Flora ne répondit pas. Elle s'était déjà rendormie, enlacée dans ses bras, bercée par la vibration familière de sa voix et le son lointain des pioches qui construisaient leur avenir. Soren resta immobile un long moment, fixant la toile de la tente, mais la fatigue accumulée et la douleur sourde de sa propre blessure finirent par avoir raison de sa vigilance. Ses paupières devinrent pesantes, et il finit par sombrer à son tour, sa main toujours protectrice autour de l'épaule de Flora

À l'extérieur, le vacarme ne faiblit pas de tout l'après-midi. Maya menait le chantier avec une énergie inépuisable, supervisant le transport des billots et l'alignement des premières fondations de briques. Personne ne monta dans la tour. La consigne de laisser les deux blessés se reposer était respectée par tous les Voltigeurs, qui préféraient s'épuiser à la tâche plutôt que de risquer de réveiller la colère de leur chef.

Ce n'est qu'au coucher du soleil, alors que le ciel se teintait d'un orange brûlé, que Maya fit enfin signe de s'arrêter. Elle rentra à l'intérieur de la tour, suivie par les autres Voltigeurs, tous couverts de poussière et de sueur, mais les yeux brillants d'une fierté nouvelle.

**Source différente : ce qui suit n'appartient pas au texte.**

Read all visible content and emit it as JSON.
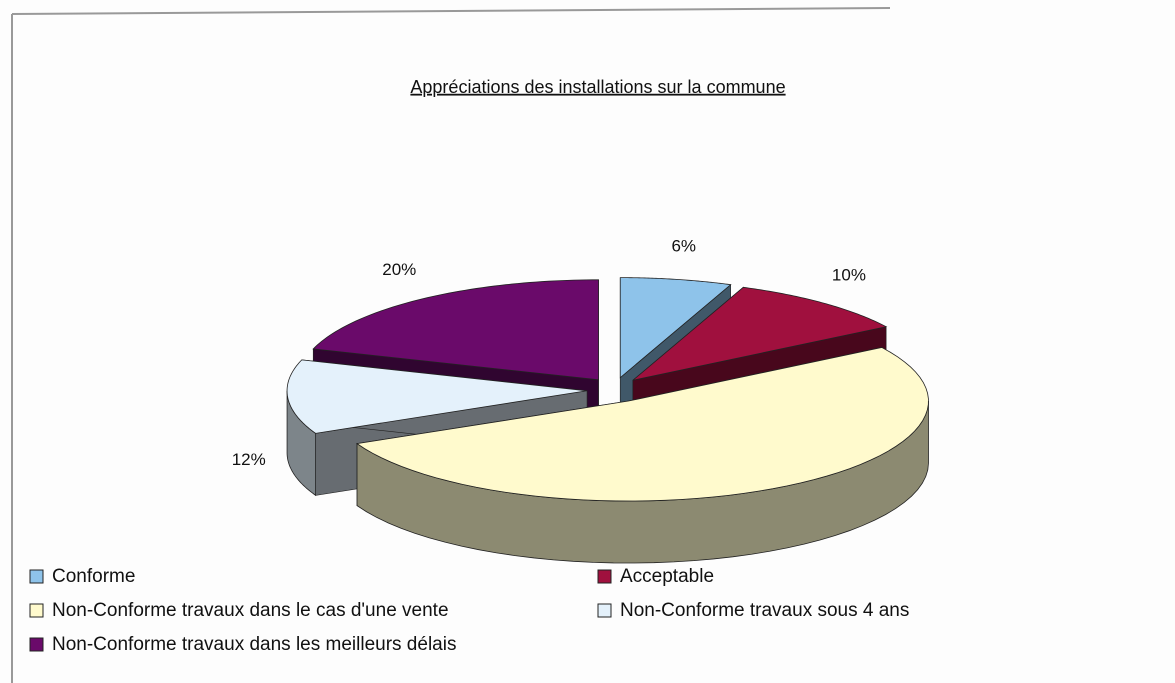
{
  "chart_data": {
    "type": "pie3d",
    "title": "Appréciations des installations sur la commune",
    "categories": [
      "Conforme",
      "Acceptable",
      "Non-Conforme travaux dans le cas d'une vente",
      "Non-Conforme travaux sous 4 ans",
      "Non-Conforme travaux dans les meilleurs délais"
    ],
    "values": [
      6,
      10,
      52,
      12,
      20
    ],
    "value_labels": [
      "6%",
      "10%",
      null,
      "12%",
      "20%"
    ],
    "colors": [
      "#8ec3ea",
      "#a0103e",
      "#fffacd",
      "#e4f1fb",
      "#6a0a6a"
    ],
    "legend": "bottom"
  }
}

Le repas fut servi dans le hall central, autour du grand foyer. L'odeur du ragoût chaud remplaça celle de la poussière de démolition. Ce fut un moment de répit bien mérité ; après avoir mangé en silence, chacun fut libre de ses occupations. Certains s'écroulèrent sur leurs paillasses, tandis que d'autres s'installaient près du feu pour discuter à voix basse de l'avancée des travaux.

Dans la tente, en haut, le silence était revenu, seulement troublé par les respirations calmes de Soren et Flora, toujours endormis l'un contre l'autre, ignorant que leur forteresse avait déjà commencé à prendre forme sous leurs pieds.